1173. — À M. LE COMTE D’ARGENTAL[1].
Bruxelles, 28 juin.

Quand je serais en Laponie, vous seriez toujours mon ange gardien. Envoyez-moi donc, à Bruxelles, vos derniers ordres pour Zulime. Que dites-vous de Rousseau, qui est allé en Hollande faire imprimer le libelle de Desfontaines ? On en a fait une édition dont toute l’Allemagne est inondée. Ce dernier trait ne doit-il pas indigner ceux qui sont à portée de rendre justice, et peut-on différer d’obliger Desfontaines à publier le désaveu nécessaire de calomnies si horribles ?

Je vous prie de me faire savoir à quoi on se détermine. Il y a six mois qu’on me lie les mains et qu’on m’empêche de publier la réponse la plus modérée et la plus décisive, dans l’espérance d’un équivalent qui n’est pas encore venu. Je vous avoue que, sans votre amitié, je n’aurais pas la force de résister à tant d’amertumes. Mettez-moi donc un peu au fait de cette affaire, mon respectable ami ; mais n’oubliez pas la tendre Zulime ; elle m’est chère depuis que vous vous y intéressez. Je la recoiffais un peu à la hâte dernièrement ; mais j’étais pressé, il fallait partir. À présent que je me sens un peu plus de loisir, je la remettrai à sa toilette ; mais c’est le miroir de la vérité qu’il me faut, et c’est vous qui l’avez.

Si vous voulez m’écrire sous le couvert de Mme la marquise du Châtelet, à Bruxelles, à l’Impératrice, vous êtes le maître : sinon, vous pouvez vous servir de l’adresse du chevalier de M… ; il vous la donnera.
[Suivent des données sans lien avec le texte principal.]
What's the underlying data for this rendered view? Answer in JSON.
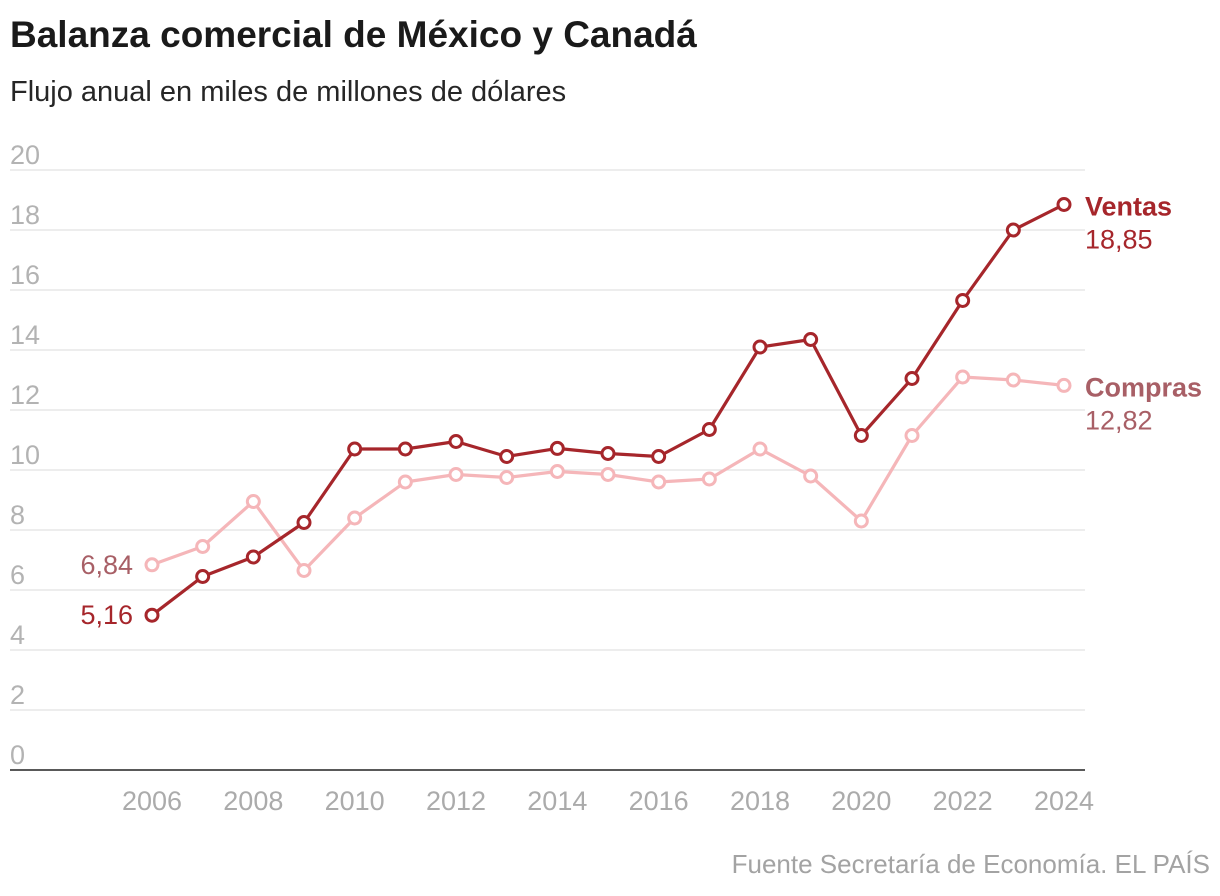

Mme du Châtelet vous fait les plus tendres compliments. Mille respects, je vous prie, à Mme d’Argental, à monsieur votre frère, et à MM. d’Ussé : c’est presque tout ce que je regrette à Paris, et je n’y reviendrai jamais que pour vous. Adieu, mon respectable ami.

  1. Éditeurs, de Cayrol et François.